L’Arrogance de l’uraète / Marie-Thé
A l’aube ce matin, l’aigle du pic d’Aneto quitte fièrement son aire après avoir constaté que sa bien-aimée avait pondu un œuf d’une taille impressionnante.
Les ailes déployées, l’œil attentif à l’animal qui pourrait servir de petit déjeuner à la mère de son futur aiglon, il vogue au-dessus des Pyrénées en glatissant et trompetant à tue-tête.
Il clame :
- Admirez-moi, regardez-moi, circaètes, gangas, bouquetins, isards et autres animaux ! Je vais être le père du plus bel oiseau du monde ! Mon aiglon sera un aigle royal admiré par vous tous. Ses ailes, développées dans le ciel azur vous émerveilleront. Son cri sera aussi doux qu’un oratorio del Cavaliere. Les faibles craindront son bec acéré. Son vol sera un spectacle féérique. Les hommes, ces animaux si fiers de leur intelligence, viendront contempler ses déplacements dans le ciel azur. Ils écouteront sa musique mélodieuse et filmeront son vol élégant pour le montrer aux autres humains. »

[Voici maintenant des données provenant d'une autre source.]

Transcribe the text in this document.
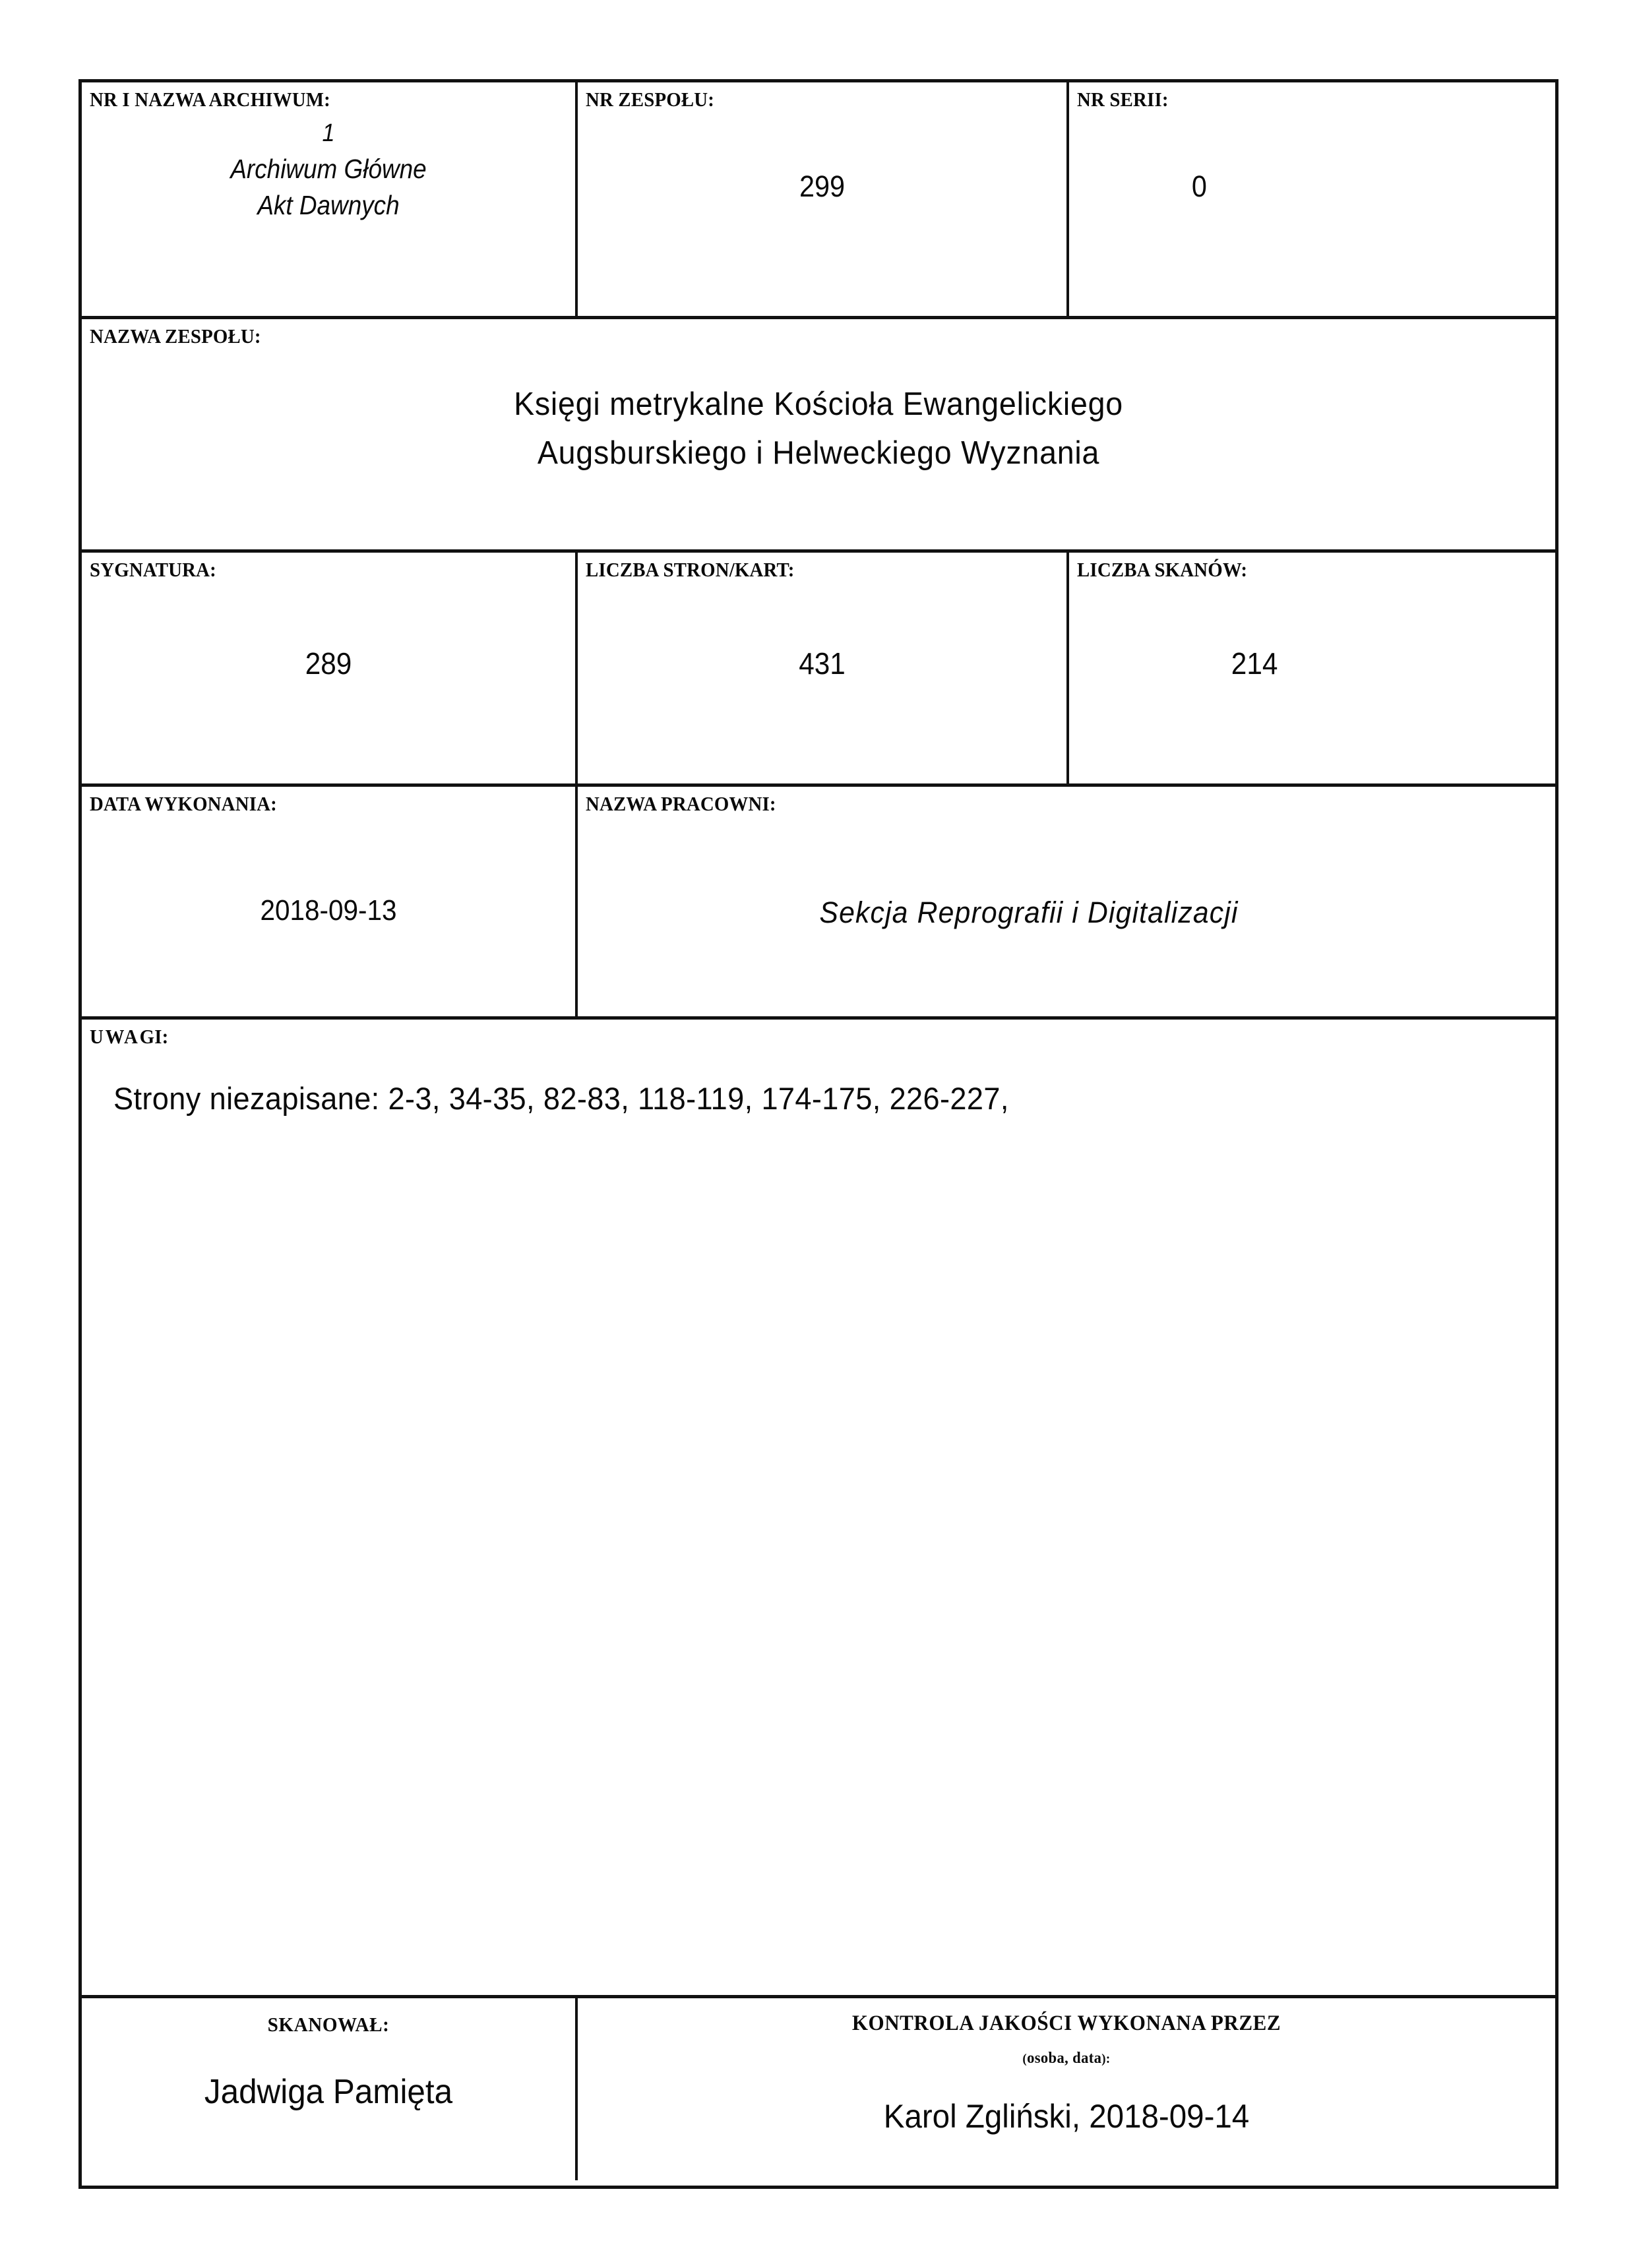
NR I NAZWA ARCHIWUM:
1
Archiwum Główne
Akt Dawnych
NR ZESPOŁU:
299
NR SERII:
0
NAZWA ZESPOŁU:
Księgi metrykalne Kościoła Ewangelickiego
Augsburskiego i Helweckiego Wyznania
SYGNATURA:
289
LICZBA STRON/KART:
431
LICZBA SKANÓW:
214
DATA WYKONANIA:
2018-09-13
NAZWA PRACOWNI:
Sekcja Reprografii i Digitalizacji
UWAGI:
Strony niezapisane: 2-3, 34-35, 82-83, 118-119, 174-175, 226-227,
SKANOWAŁ:
Jadwiga Pamięta
KONTROLA JAKOŚCI WYKONANA PRZEZ
(osoba, data):
Karol Zgliński, 2018-09-14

Notre aigle ne se sent plus de joie. Il tourne, virevolte, déploie ses ailes sous le regard envieux de la faune pyrénéenne.
Le ganga ou la gélinotte des Pyrénées
Exhiber sa fierté, son arrogance, cela lui fait perdre la boussole. Il ne voit pas l’éolienne qui le bouscule avec des pales beaucoup plus grandes que ses ailes déployées.
Il atterrit brutalement sur un humble petit bonsaï qui amortit un peu sa chute et lui dit : « Rien ne sert de frimer, Uraète, tu auras toujours besoin d’un plus petit que toi ! ».
Tout penaud, notre aigle, un peu moins royal, reprend son envol avec humilité.